Because I just roll my eyes when he’s in pain. Like yesterday. When the stump of a tree that he was cutting down kicked him in the shin, and he came hobbling into the house. His face contorted in a dramatic show of distress and all I could do was sigh–just as dramatically.
“What now?” I ask, perturbed.
(Casey cannot use the chainsaw without crisis. Usually, it ends up stuck in a tree or broken. Once it “scratched” up his chest. And now this. He’s limping. Just days before we leave for a weekend marriage retreat at a “yoga” center.)
“You’ve got to be kidding me,” I say– or at least I think this loud enough that my disapproval is audible. “Have you elevated it?” “Iced it?” “Are you taking Arnica?”
This is the extent of my consideration. And it doesn’t really count because the whole time I’m oozing “inconvenienced.” We were in the middle of a kitchen pantry renovation which will now be left to me. And there are 3 extra boys in the house who I’ll now have to supervise, alone. There are also chores to attend to before we leave later this week and those are now mine as well.
(That is, “if” we leave. He’s worried that it’s broken.)
Despite the fact that we have treated 99% of our family medical needs through alternative care under the guidance of our Naturopath (including conception, labor and birth), my husband’s knee jerk reaction, to any health needs of his own, is to seek pharmaceuticals or go to the Emergency Room.
Doctor’s daughters don’t go to the Emergency Room. I try to talk him out of it. “I doubt you have any kind of break,” I tell him. Even though that’s exactly what my physician father told me– on two different occasions (at age 4 and 10)–and he was wrong. He also missed a college case of Mono.
But I’m better than my surgeon father at assessing loved ones. I’ve never made a wrong call. Like the time I refused to drive my husband to the ER in the middle of the night when he was hallucinating from fever. I used cold compresses and homeopathics and his temperature dropped in no time without those bright lights and hours wasted in the waiting room of the nearest hospital, 20 minutes away–where they would have been inclined to do a spinal tap to rule out Meningitis.

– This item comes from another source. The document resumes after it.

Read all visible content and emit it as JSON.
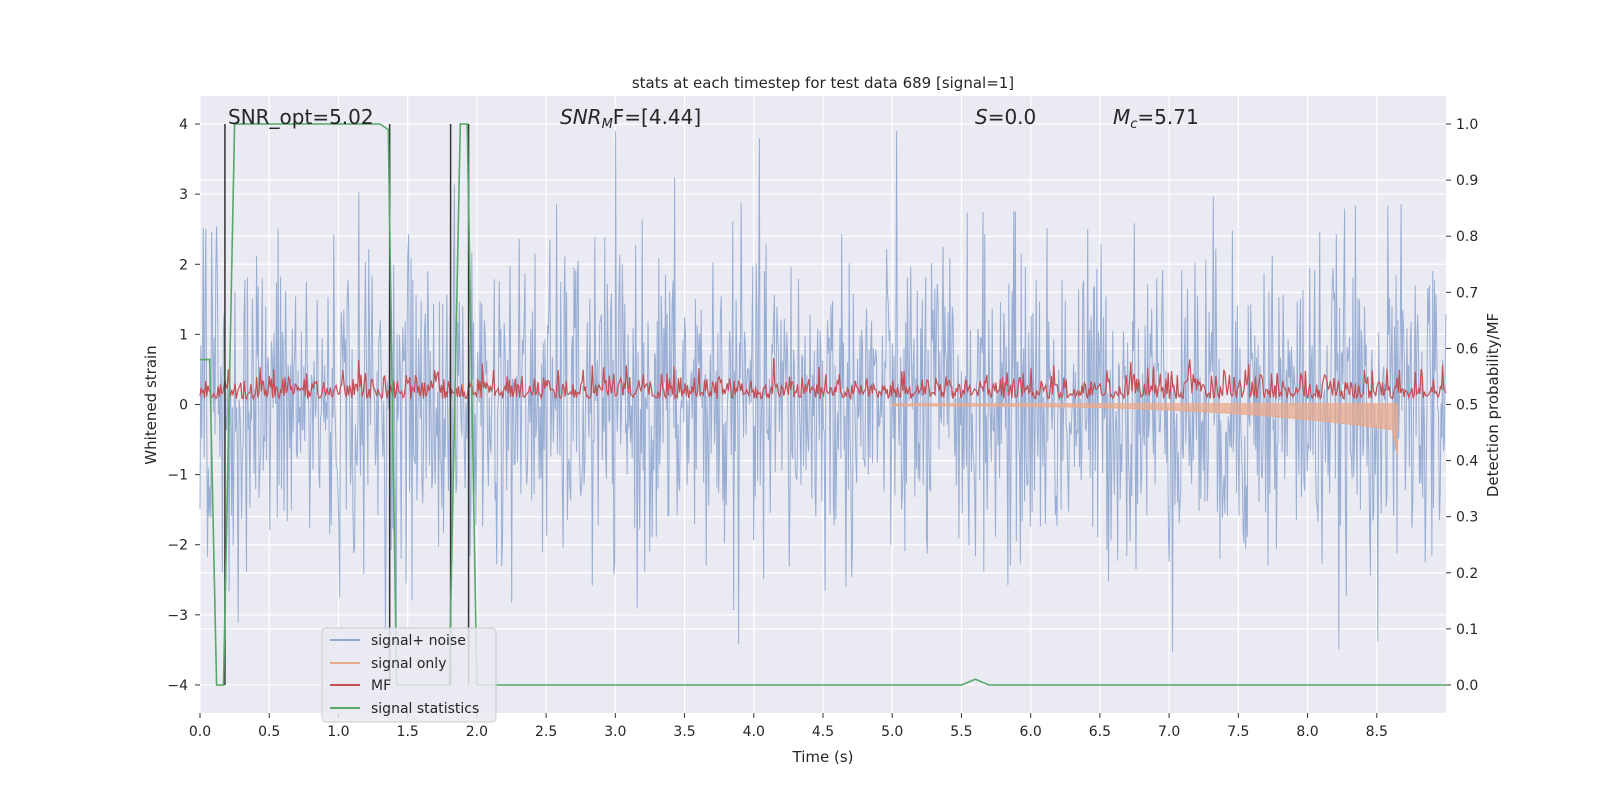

I’ve refused the ER on at least two other occasions too, and he’s always survived. This morning I distract him with a healing meditation that invites him to “let go” and “trust” that his body knows what to do. Three hours later, he’s asking for the ER again. “What about the meditation?” I say, annoyed with his flimsy faith.

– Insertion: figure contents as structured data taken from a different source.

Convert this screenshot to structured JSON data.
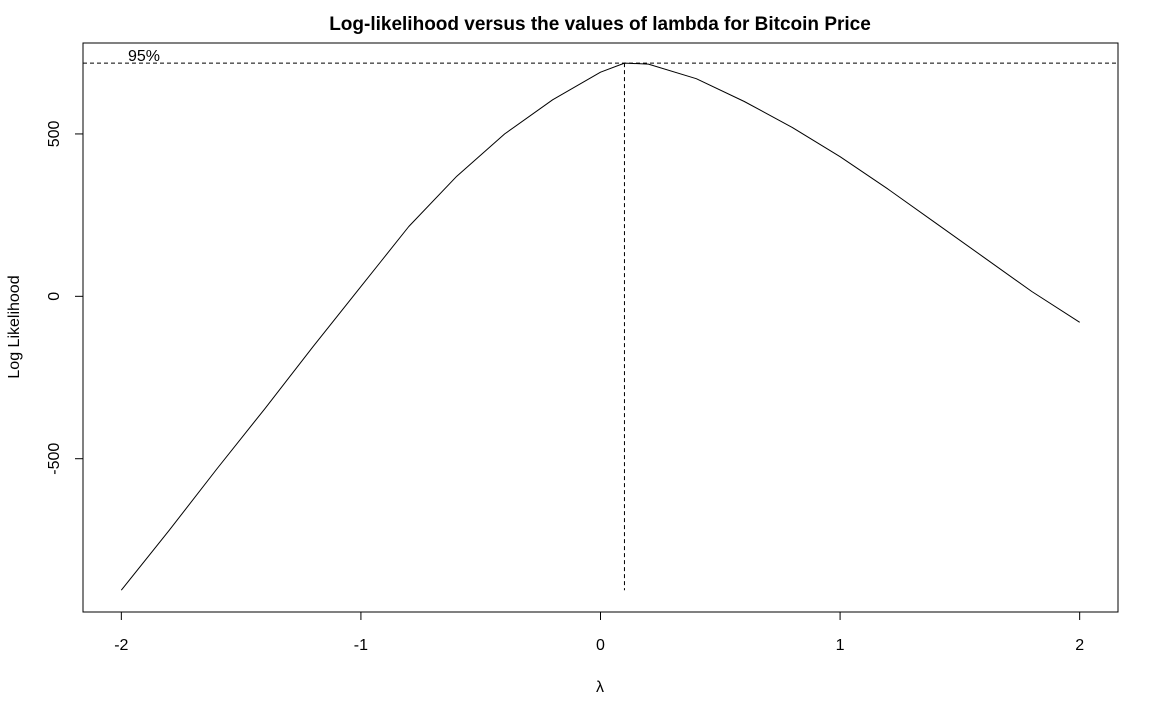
{
  "chart_data": {
    "type": "line",
    "title": "Log-likelihood versus the values of lambda for Bitcoin Price",
    "xlabel": "λ",
    "ylabel": "Log Likelihood",
    "xlim": [
      -2.16,
      2.16
    ],
    "ylim": [
      -972,
      780
    ],
    "xticks": [
      -2,
      -1,
      0,
      1,
      2
    ],
    "xtick_labels": [
      "-2",
      "-1",
      "0",
      "1",
      "2"
    ],
    "yticks": [
      -500,
      0,
      500
    ],
    "ytick_labels": [
      "-500",
      "0",
      "500"
    ],
    "grid": false,
    "series": [
      {
        "x": [
          -2.0,
          -1.8,
          -1.6,
          -1.4,
          -1.2,
          -1.0,
          -0.8,
          -0.6,
          -0.4,
          -0.2,
          0.0,
          0.1,
          0.2,
          0.4,
          0.6,
          0.8,
          1.0,
          1.2,
          1.4,
          1.6,
          1.8,
          2.0
        ],
        "y": [
          -905,
          -720,
          -530,
          -345,
          -155,
          30,
          215,
          370,
          500,
          605,
          690,
          718,
          715,
          670,
          600,
          520,
          430,
          330,
          225,
          120,
          15,
          -80
        ]
      }
    ],
    "annotations": [
      {
        "type": "hline",
        "y": 718,
        "style": "dashed",
        "label": "95%"
      },
      {
        "type": "vline",
        "x": 0.1,
        "y_from": -905,
        "y_to": 718,
        "style": "dashed"
      }
    ]
  }
}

He contorts his face in a demonstrative display of pain and worry, “I just want to make sure I’m not doing it any harm,” he says, hoping I’ll understand. But I’m just disgusted–with his childishness and my lack of compassion. I suggest the chiropractor.
Late at night when he’s sleeping beside me, my doctor daughter’s shield comes down. I realize that I’m not so heartless after all. I’m afraid. My husband’s vunerability threatens my world. It means he’s mortal and I don’t want to think about that. I imagine how scary it must have been for him to have a tree hit his leg and I think about what else could have happen. (I know he has too.)
I want to roll over and place my hands on his shin and tell him I’m sorry for his pain. But I don’t. He needs his sleep. Instead, I dream of Mountain Lions stalking my family, and I wake to noisy boys again.
24 hours later, we compromise. I let him call my father to check in. He catches my step mom during office hours. She’s a nurse, and she tells him the same thing. “It’s probably not broken.”
Next we try the chiropractor, but she doesn’t have any appointments. Finally he gets in at the Naturopathic Physician’s office. He’ll go to the ER if she suggests it. I offer a half smile. A truce. More amused than annoyed with his attachment to attention. And I stay home.
If there’s one thing I’ve learned about myself and greater compassion, it’s this: When I take care of myself–without the kind of judgment that was dished out in my childhood (like I’ve dished out to my husband)–then I have a lot more to give. A few hours alone without a handful of boys should make all the difference. Hopefully, they’ll come home with good news. I’ll have a warm bath with Epsom salts ready and waiting–and a greater measure of kindness.